Une impasse libérale réelle
Malgré cela, il semble compliqué d’entrevoir une pause d’une telle ampleur lorsque les enjeux économiques et stratégiques sont tels. Le docteur Hinton prend d’ailleurs un exemple simple : « maintenant que Microsoft a développé son chatbot Bing search, Google se dépêche de développer le sien pour ne pas être dépassé dans son cœur de métier. » Pire, selon lui, cela ne s’arrêtera pas sans une régulation à l’échelle globale… Qui pourrait bien être impossible à mettre en œuvre. « Contrairement aux armes nucléaires, il n’y a pas de moyen de savoir si les compagnies ou les pays travaillent sur ces technologies en secret ».

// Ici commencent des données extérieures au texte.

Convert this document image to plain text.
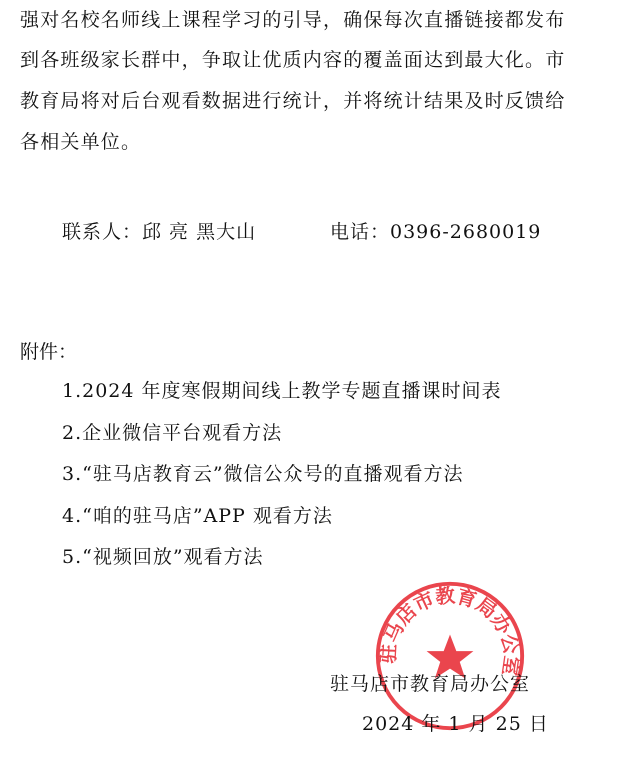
强对名校名师线上课程学习的引导，确保每次直播链接都发布
到各班级家长群中，争取让优质内容的覆盖面达到最大化。市
教育局将对后台观看数据进行统计，并将统计结果及时反馈给
各相关单位。
联系人：邱 亮 黑大山	电话：0396-2680019
附件：
1.2024 年度寒假期间线上教学专题直播课时间表
2.企业微信平台观看方法
3.“驻马店教育云”微信公众号的直播观看方法
4.“咱的驻马店”APP 观看方法
5.“视频回放”观看方法
驻马店市教育局办公室
驻马店市教育局办公室
2024 年 1 月 25 日
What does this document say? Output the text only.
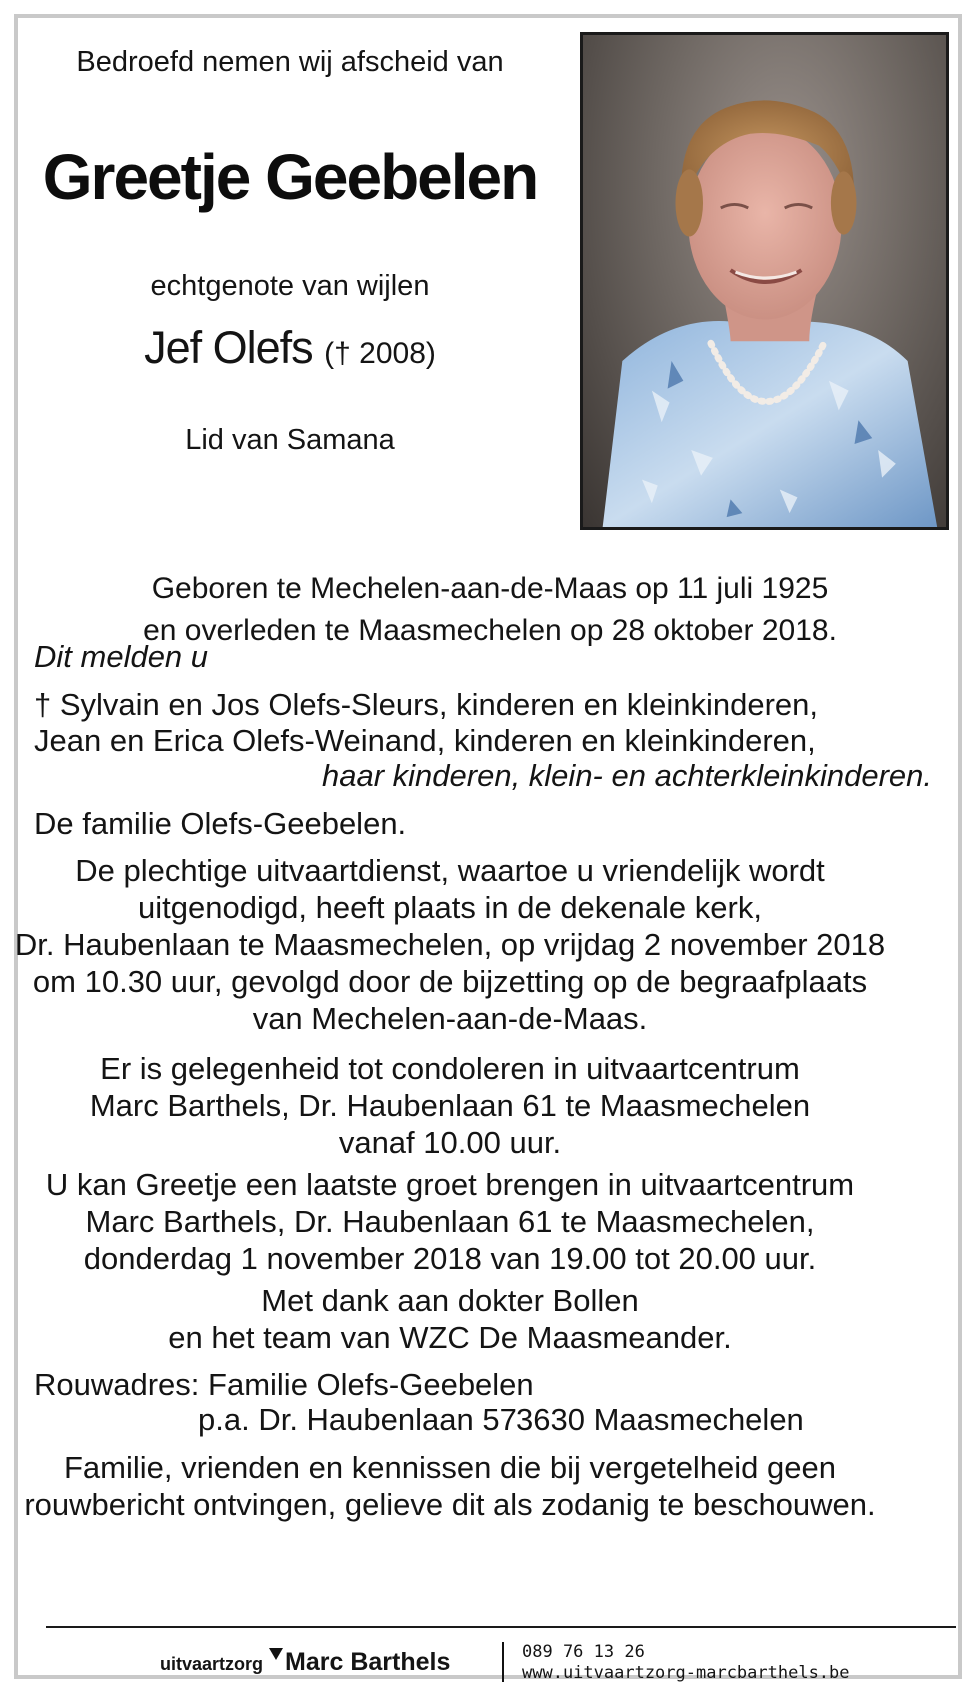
Bedroefd nemen wij afscheid van
Greetje Geebelen
echtgenote van wijlen
Jef Olefs († 2008)
Lid van Samana
Geboren te Mechelen-aan-de-Maas op 11 juli 1925
en overleden te Maasmechelen op 28 oktober 2018.
Dit melden u
† Sylvain en Jos Olefs-Sleurs, kinderen en kleinkinderen,
Jean en Erica Olefs-Weinand, kinderen en kleinkinderen,
haar kinderen, klein- en achterkleinkinderen.
De familie Olefs-Geebelen.
De plechtige uitvaartdienst, waartoe u vriendelijk wordt
uitgenodigd, heeft plaats in de dekenale kerk,
Dr. Haubenlaan te Maasmechelen, op vrijdag 2 november 2018
om 10.30 uur, gevolgd door de bijzetting op de begraafplaats
van Mechelen-aan-de-Maas.
Er is gelegenheid tot condoleren in uitvaartcentrum
Marc Barthels, Dr. Haubenlaan 61 te Maasmechelen
vanaf 10.00 uur.
U kan Greetje een laatste groet brengen in uitvaartcentrum
Marc Barthels, Dr. Haubenlaan 61 te Maasmechelen,
donderdag 1 november 2018 van 19.00 tot 20.00 uur.
Met dank aan dokter Bollen
en het team van WZC De Maasmeander.
Rouwadres: Familie Olefs-Geebelen
p.a. Dr. Haubenlaan 57 3630 Maasmechelen
Familie, vrienden en kennissen die bij vergetelheid geen
rouwbericht ontvingen, gelieve dit als zodanig te beschouwen.
uitvaartzorg Marc Barthels	089 76 13 26
www.uitvaartzorg-marcbarthels.be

Regrette-t-il son choix ? « Je me console avec une excuse banale : si je ne l’avais pas fait, quelqu’un d’autre l’aurait fait à ma place ». Mais il ne cite plus, comme il en avait l’habitude, nous rapporte le NY Times, le physicien de génie Robert Oppenheimer qui mena la recherche nucléaire aux États-Unis : « Quand tu vois quelque chose de techniquement alléchant, fonce et fais-le ». C’est même l’inverse.
En attendant, si les bébés IA deviennent bien grands et apprennent de mieux en mieux, les hommes, eux, n’ont pas désappris à flairer les aubaines à court terme. Open Ai, l’entreprise mère de ChatGPT, serait désormais valorisée aux alentours de 29 milliards de dollars, et plusieurs fonds d’investissement viennent de racheter pour 300 millions de dollars d’actions de la startup, qui compterait aujourd’hui environ 200 millions d’utilisateurs.